Sustainable, Harmonized Land Policies Needed in Acceleration of AfCFTA

Addis Ababa ,November 24/2023(ENA)- African countries should promote sustainable land governance in the acceleration of the implementation of the African Continental Free Trade Area (AfCFTA), agreed panelists during a panel session at the ongoing 2023 Conference on Land Policy in Africa.

The 5th edition of the Conference on Land Policy in Africa (CLPA) is underway in Addis Ababa under the theme: “Promoting Sustainable Land Governance in Africa for Accelerating Implementation of the African Continental Free Trade Area agreement (AfCFTA).

Panelists during a panel session at the conference urged African countries to promote sustainable land governance with a view to accelerating the implementation of AfCFTA). 

Director of the Regional Integration and Trade Division at the Economic Commission for Africa (ECA), Stephen Karingi, said if fully implemented, the AfCFTA will boost intra-African trade by around 34.6 percent in 2045 equivalent to a gain of 204.3 billion USD. 

According to estimates by the Economic Commission for Africa (ECA), this will bring substantial benefits to agrifood, services, industry and energy/mining sectors.

“Issues of land play an important part in this equation, because manufacturing and value addition will require raw materials to be produced on land; investments in value added sectors will also need access to land,” said Karingi in the panel session, themed Land Governance, Regional Integration and Intra-Africa Trade: Opportunities and Challenges.

Without land resources, we cannot optimize the AfCFTA; success will require harmonizing land laws across boundaries, Karingi added.

He further stated that the flip side of the coin in the drive to increase trade and expand on requisite infrastructure is the question of sustainability. 

Karingi stressed the need to approach the nexus between land resources and the AfCFTA with a sustainability lens and said that a preliminary study by the ECA indicates that the AfCFTA if fully implemented will considerably increase African trade without adding significant pressure on climate change. 

Pursuing existing National Determined Contributions (NDCs) or establishing an African carbon market on top of the AfCFTA reforms would substantially reduce Green House Gas (GHG) emissions.

“Although there is a tradeoff between reducing GHG emissions and spurring economic benefits, establishing an African Carbon market is particularly effective at reducing GHG emissions, while largely preserving foreseen economic benefit from the AfCFTA,” said Karingi.

Head of Capacity Building and Technical Assistance in the AfCFTA Secretariat, Tsotetsi Makong said Africa receives about 3.5 percent of the foreign direct investment (FDI).

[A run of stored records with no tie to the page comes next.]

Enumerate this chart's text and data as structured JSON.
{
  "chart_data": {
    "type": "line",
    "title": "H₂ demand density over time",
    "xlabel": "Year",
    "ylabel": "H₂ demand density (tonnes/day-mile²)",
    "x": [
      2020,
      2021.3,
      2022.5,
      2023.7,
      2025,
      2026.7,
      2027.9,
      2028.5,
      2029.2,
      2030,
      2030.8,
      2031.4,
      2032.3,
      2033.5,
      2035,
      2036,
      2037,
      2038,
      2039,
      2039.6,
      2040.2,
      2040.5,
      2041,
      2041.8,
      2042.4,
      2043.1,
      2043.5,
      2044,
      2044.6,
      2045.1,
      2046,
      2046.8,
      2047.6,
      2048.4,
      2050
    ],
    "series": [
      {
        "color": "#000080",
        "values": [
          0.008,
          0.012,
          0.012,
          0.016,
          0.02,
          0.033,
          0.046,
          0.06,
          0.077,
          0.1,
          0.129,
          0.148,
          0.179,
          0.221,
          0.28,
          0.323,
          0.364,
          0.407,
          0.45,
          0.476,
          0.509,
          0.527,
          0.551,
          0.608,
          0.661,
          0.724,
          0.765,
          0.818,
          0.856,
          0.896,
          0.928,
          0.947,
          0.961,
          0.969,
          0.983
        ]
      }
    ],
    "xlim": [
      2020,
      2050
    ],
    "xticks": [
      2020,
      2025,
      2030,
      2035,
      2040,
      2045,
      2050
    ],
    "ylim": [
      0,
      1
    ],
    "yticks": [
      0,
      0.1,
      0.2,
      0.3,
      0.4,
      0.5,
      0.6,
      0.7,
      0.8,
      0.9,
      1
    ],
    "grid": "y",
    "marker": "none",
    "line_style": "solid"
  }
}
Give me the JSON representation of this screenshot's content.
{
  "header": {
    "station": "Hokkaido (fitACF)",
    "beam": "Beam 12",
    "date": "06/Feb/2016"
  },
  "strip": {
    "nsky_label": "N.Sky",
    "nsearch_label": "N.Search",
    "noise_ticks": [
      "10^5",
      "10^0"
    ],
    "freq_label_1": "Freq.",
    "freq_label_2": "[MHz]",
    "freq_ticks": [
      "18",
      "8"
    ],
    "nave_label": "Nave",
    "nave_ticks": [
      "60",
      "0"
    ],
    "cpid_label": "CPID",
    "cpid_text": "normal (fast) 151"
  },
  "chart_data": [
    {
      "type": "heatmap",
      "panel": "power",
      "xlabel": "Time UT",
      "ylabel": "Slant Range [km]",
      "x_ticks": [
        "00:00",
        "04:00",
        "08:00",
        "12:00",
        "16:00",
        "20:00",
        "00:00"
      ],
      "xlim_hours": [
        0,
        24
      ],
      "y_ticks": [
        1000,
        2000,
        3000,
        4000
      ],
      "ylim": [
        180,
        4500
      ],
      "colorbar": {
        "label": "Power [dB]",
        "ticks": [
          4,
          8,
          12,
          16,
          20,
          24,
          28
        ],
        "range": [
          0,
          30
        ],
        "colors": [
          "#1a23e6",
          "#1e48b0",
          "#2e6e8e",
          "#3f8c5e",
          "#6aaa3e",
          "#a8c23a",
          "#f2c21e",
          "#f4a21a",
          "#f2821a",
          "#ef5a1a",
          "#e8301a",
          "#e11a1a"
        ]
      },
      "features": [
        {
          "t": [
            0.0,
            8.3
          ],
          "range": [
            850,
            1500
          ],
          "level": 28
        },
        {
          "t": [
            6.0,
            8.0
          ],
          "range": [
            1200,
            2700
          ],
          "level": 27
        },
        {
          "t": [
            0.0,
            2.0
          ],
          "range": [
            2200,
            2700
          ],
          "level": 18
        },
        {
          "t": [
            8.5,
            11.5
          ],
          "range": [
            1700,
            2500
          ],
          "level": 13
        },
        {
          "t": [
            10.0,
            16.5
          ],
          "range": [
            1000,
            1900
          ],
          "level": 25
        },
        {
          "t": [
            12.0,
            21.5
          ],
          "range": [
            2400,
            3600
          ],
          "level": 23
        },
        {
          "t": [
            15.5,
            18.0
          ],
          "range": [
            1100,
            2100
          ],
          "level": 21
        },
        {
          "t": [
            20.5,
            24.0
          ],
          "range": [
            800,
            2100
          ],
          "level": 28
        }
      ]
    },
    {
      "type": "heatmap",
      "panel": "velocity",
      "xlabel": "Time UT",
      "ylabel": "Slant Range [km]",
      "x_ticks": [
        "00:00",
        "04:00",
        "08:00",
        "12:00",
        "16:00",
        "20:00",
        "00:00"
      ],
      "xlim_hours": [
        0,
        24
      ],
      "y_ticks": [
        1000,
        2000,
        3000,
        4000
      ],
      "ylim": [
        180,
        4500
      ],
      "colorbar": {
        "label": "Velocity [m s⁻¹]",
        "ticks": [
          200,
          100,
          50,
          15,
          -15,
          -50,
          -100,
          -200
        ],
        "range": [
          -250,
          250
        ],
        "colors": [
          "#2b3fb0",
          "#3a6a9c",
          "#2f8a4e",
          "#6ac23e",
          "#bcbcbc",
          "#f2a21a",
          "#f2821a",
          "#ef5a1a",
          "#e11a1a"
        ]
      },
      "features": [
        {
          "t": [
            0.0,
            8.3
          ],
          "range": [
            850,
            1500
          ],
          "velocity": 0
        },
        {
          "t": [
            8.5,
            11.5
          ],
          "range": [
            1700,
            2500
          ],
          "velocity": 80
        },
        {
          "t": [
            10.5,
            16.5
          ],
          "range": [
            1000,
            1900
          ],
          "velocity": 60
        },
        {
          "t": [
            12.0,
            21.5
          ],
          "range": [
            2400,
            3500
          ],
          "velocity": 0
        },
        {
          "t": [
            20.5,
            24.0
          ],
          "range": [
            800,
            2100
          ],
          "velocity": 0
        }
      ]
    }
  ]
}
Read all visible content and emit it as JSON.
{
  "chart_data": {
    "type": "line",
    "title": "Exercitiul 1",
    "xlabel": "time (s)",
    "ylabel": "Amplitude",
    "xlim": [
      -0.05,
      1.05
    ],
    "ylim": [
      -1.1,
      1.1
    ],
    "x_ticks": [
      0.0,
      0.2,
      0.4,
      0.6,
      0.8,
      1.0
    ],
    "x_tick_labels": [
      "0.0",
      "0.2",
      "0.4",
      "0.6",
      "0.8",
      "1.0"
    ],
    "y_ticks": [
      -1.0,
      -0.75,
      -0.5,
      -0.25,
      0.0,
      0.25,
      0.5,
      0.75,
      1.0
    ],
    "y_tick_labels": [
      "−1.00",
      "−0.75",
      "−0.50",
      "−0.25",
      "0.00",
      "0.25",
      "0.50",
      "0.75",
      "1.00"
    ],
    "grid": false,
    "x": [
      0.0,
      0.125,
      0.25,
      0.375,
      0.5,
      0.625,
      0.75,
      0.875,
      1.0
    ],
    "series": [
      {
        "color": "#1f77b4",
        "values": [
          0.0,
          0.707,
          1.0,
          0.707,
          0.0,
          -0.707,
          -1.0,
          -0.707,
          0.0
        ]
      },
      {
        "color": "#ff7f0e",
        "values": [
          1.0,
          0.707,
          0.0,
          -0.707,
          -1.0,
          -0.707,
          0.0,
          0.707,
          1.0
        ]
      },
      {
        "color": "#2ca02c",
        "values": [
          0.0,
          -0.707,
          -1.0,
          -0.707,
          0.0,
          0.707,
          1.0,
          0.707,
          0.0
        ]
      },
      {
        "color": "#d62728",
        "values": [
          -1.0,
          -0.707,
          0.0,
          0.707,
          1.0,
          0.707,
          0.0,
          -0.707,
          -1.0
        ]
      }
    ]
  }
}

The connection between FDI and access to land, part of which lies in the hands of customary custodians and traditional leaders needs a regulatory framework.

“Most of these investments are in the extractives and commodities sector.  The AfCFTA protocol on investment should foster intra African investment, which we are now calling African Direct Investments (ADI), so that Africans can freely invest on the continent and ensure that their investments are protected,” said  Makong.

The success of the investment protocol under the AfCFTA will depend on countries’ domestic laws and the alignment of such laws with the AfCFTA.

“There are guidelines on land reforms that need to be turned into regulations within the domestic systems. Policy coherence has to be at the heart of what we do. This can be achieved by engaging everyone, including women and youth at the grassroots level,” said Makong.

Eileen Wakesho, Director, Community Land Protection at Namati, Kenya said the focus on AfCFTA is mainly on the movement of goods, services and people and the economic benefits to be accrued, however the biggest challenge is that access to land in Africa is not equal.

Understanding the impact of the AfCFTA to customary rights and land acquisitions and learning from traditional authorities, including asking key questions such as does the AfCFTA require more land acquisition and whose land will be acquired?

Experts from government, academia, research, traditional authorities and other non-state actors, as well as the private sector, and development partners are participating at the four day conference that kicked of last Tuesday.